“Villa-style” temporary accommodation in Phnom Penh is awaiting four refugees approved this week for transfer from Australia, the International Organization for Migration (IOM) said yesterday.
Leul Mekonnen, who heads the IOM’s Cambodia office, said the villa would be used to house the refugees – who were previously held on the Pacific island of Nauru – “for up to three months”.
IOM caseworkers, he added, would work to find suitable longer-term accommodation “on a case-by-case basis” as “different people have different needs”. Mekonnen declined to reveal the exact location of the temporary accommodation, citing privacy and protection concerns, but said it would be in the capital.

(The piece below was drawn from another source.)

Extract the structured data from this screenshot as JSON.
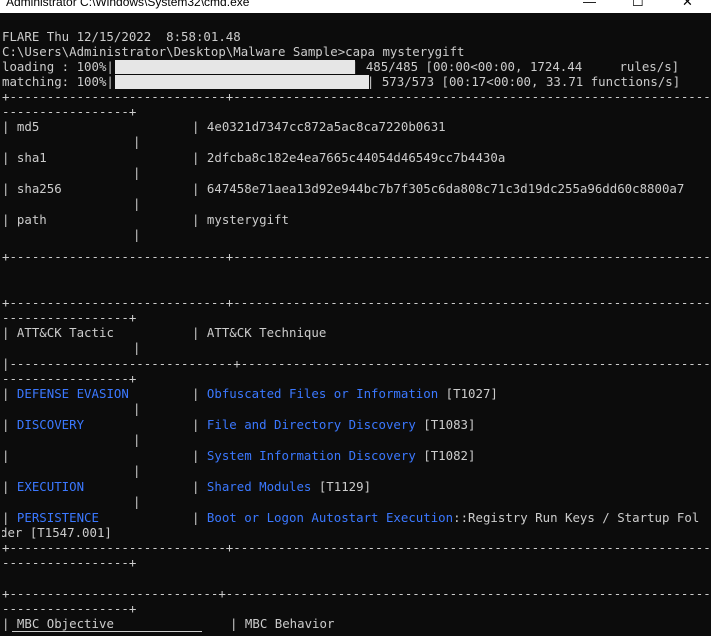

In a statement, the IOM said that, while at the villa, “the refugees will receive intensive Khmer language and cultural and social orientation.” Other support will include “education services, health services, [and] employment services”. Mekonnen said he was unsure when the group would be arriving.
Multiple officials at the Interior Ministry said yesterday that they had no information regarding the arrival date.
The refugees – one from Myanmar and three from Iran – are the first to arrive under a controversial deal signed by Interior Minister Sar Kheng and Australia’s former immigration minister Scott Morrison on September 26.
The group was flown secretly from Nauru to Australia earlier this month, according to a refugee advocacy group and refugees still on the island.
A letter previously distributed on Nauru offered refugees joining the pilot scheme an estimated $15,000 each and numerous other inducements as well as mentioning that “villa-style” accommodation would be available on arrival.